Rotational enhancement and stability of protoquark stars during thermal evolution

Abstract

We present the first systematic study of rigidly rotating protoquark stars based on isentropic equations of state (EOS) within the density-dependent quark mass (DDQM) framework. Using a quasi-static equilibrium approach, we follow the Kelvin--Helmholtz evolution from hot, lepton-rich matter to a cold, catalyzed quark star (QS). Rotation substantially enhances the maximum stable mass (by up to 40\%), equatorial radius, and key rotational observables, with the ratio of rotational kinetic to gravitational potential energy, T kin/|W|, reaching 0.18--0.19 near the Keplerian limit, indicating a heightened susceptibility to gravitational-wave--emitting instabilities. Thermal evolution introduces a clear ordering: all stellar properties peak during the lepton-rich stages and decrease monotonically as the star cools. Compared to hadronic stars, rotating proto-QSs exhibit larger radii, higher moments of inertia, and stronger quadrupolar deformation, producing a distinct signature in the mass--radius--spin plane.
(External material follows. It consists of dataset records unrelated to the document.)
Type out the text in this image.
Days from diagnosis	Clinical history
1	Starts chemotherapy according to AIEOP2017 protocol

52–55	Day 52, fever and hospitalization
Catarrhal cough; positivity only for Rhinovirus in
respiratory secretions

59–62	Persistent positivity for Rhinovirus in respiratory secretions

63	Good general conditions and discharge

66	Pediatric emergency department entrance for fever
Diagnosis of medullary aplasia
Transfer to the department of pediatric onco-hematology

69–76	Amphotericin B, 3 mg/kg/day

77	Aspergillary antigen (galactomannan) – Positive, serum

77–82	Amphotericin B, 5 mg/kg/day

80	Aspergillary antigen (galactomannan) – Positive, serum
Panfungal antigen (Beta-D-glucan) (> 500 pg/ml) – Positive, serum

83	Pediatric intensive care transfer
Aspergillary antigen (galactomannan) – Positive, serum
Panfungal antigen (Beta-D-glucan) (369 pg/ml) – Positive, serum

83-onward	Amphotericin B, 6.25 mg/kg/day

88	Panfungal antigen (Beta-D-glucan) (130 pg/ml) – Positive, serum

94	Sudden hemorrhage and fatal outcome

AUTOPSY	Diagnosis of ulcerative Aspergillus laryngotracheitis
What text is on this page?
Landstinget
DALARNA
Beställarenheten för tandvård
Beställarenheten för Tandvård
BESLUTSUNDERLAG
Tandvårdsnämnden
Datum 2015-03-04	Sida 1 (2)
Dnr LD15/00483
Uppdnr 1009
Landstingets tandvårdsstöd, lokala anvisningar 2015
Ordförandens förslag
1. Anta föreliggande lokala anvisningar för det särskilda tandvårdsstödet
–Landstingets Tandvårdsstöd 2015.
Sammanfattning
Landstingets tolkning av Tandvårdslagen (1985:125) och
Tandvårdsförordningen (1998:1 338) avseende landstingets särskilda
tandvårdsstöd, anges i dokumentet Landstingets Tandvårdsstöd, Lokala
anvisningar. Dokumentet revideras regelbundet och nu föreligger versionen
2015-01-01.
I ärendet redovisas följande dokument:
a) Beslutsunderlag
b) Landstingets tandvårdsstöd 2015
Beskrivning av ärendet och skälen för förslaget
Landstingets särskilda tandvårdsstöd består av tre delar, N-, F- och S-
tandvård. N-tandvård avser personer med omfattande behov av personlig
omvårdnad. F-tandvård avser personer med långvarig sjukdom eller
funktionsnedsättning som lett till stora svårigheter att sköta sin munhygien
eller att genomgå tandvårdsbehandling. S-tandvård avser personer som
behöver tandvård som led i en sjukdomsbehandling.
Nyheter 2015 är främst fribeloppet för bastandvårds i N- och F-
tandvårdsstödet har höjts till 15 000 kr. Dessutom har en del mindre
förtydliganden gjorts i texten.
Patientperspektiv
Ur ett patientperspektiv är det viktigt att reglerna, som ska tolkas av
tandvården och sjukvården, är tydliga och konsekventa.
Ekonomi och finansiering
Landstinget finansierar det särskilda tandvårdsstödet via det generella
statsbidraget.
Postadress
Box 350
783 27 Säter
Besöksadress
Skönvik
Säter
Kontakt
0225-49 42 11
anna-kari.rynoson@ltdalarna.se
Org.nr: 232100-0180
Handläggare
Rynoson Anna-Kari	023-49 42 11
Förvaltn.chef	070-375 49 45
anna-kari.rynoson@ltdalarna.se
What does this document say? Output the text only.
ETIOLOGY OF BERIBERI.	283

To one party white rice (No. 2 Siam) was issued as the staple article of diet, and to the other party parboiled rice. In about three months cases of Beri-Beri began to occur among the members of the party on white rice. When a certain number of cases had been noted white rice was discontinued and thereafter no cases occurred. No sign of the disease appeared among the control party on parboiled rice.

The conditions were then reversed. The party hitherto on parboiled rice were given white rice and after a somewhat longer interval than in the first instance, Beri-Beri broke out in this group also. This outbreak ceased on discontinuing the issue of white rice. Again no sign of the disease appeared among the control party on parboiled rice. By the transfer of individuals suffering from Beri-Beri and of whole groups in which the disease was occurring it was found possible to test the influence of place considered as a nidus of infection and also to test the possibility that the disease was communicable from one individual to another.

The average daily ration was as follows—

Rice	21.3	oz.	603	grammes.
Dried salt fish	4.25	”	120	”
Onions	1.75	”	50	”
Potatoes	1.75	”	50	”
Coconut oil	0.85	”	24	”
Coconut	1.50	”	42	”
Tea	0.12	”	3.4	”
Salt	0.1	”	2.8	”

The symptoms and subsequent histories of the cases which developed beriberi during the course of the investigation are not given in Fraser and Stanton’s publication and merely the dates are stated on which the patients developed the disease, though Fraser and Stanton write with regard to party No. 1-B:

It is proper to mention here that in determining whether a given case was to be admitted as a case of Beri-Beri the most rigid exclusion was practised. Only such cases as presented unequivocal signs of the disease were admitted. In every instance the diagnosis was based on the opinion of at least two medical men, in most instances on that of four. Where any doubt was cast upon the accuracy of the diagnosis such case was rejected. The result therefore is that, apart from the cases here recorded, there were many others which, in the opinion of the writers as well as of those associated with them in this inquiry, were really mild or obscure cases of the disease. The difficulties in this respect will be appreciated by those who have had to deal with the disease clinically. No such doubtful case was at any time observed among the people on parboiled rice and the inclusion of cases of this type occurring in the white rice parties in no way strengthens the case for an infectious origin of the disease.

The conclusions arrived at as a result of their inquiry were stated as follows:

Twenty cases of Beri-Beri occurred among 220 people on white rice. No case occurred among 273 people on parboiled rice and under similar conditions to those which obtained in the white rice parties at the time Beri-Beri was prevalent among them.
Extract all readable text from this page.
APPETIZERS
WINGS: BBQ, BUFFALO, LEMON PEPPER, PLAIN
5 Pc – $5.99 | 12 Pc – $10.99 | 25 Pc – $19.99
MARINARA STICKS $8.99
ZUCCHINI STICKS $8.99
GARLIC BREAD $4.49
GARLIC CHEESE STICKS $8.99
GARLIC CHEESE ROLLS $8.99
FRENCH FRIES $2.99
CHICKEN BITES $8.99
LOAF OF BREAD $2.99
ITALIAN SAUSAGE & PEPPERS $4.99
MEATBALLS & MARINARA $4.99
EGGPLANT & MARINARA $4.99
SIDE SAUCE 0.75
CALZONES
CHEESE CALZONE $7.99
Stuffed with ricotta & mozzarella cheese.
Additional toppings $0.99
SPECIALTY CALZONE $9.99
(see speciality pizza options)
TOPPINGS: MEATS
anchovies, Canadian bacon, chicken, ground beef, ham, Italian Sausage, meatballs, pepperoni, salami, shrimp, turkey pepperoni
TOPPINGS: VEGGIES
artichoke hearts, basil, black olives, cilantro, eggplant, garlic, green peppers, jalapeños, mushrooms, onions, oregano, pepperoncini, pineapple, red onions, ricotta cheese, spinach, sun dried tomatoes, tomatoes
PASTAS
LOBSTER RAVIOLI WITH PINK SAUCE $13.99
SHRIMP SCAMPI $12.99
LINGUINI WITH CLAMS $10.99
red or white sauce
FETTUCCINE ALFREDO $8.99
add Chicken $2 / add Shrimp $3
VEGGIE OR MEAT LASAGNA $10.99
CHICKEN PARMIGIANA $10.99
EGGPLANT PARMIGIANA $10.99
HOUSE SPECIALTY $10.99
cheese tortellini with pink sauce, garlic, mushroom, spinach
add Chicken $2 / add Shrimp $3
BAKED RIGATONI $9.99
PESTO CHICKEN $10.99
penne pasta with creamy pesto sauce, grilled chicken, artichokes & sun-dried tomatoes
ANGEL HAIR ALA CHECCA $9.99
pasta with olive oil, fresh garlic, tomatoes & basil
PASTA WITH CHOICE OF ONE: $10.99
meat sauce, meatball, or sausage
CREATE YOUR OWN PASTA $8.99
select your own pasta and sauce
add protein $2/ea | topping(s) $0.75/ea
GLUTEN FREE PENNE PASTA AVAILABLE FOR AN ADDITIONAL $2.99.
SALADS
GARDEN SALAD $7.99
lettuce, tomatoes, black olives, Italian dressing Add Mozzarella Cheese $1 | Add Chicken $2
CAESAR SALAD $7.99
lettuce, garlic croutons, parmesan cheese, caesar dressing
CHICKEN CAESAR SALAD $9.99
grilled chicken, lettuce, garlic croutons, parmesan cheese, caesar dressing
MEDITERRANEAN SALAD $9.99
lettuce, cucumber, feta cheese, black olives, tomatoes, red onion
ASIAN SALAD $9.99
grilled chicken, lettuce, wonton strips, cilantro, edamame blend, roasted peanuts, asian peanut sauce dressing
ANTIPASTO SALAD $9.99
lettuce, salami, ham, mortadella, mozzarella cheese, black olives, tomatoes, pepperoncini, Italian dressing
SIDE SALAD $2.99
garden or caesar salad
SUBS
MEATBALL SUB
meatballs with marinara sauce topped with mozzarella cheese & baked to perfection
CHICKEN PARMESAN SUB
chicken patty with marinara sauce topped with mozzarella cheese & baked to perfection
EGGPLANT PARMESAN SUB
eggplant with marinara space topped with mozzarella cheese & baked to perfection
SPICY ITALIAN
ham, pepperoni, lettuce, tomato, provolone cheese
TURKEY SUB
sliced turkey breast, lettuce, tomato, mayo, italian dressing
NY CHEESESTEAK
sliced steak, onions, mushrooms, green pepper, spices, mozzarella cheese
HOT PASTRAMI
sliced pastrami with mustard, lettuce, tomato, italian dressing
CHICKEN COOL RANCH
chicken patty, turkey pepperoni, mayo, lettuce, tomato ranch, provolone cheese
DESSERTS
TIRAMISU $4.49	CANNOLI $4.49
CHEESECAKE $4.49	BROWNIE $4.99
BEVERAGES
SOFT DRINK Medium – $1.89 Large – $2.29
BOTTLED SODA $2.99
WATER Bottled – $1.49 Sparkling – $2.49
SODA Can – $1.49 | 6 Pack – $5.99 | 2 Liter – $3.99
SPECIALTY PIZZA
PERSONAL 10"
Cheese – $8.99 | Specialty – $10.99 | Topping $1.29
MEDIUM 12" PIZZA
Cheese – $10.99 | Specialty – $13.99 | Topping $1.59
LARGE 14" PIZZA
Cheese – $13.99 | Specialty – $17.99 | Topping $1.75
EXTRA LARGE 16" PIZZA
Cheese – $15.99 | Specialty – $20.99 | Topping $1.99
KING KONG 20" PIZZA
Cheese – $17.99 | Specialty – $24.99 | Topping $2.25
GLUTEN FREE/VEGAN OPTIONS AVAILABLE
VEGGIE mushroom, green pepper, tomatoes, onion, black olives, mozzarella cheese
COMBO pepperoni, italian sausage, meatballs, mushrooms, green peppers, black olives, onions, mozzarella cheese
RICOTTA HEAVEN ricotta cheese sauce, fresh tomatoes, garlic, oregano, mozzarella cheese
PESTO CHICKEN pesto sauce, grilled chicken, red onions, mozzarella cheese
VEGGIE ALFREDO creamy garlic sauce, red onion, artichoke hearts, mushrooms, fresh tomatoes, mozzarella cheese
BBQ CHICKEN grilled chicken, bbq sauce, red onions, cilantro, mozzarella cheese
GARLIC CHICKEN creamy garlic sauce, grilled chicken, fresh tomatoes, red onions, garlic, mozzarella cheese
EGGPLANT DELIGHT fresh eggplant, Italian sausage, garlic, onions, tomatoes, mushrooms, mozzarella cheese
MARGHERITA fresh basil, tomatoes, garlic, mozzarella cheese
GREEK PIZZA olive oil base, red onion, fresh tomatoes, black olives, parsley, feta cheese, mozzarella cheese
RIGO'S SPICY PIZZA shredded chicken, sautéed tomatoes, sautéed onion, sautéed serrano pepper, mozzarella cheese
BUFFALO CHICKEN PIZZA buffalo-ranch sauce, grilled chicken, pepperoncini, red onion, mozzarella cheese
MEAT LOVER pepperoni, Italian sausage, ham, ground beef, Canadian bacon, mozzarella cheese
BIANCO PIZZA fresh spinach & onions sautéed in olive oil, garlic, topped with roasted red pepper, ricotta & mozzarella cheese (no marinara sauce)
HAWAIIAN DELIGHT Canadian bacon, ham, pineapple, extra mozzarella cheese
The EOS parameters are constrained using current astrophysical observations, including mass--radius measurements from HESS~J1731--347 and PSR~J0030+0451, the high-mass constraint from PSR~J0740+6620, and mass-radius constraints inferred from GW170817. The results demonstrate that future multimessenger observations must account for both thermal history and rotation to identify quark matter (QM) in compact stars robustly.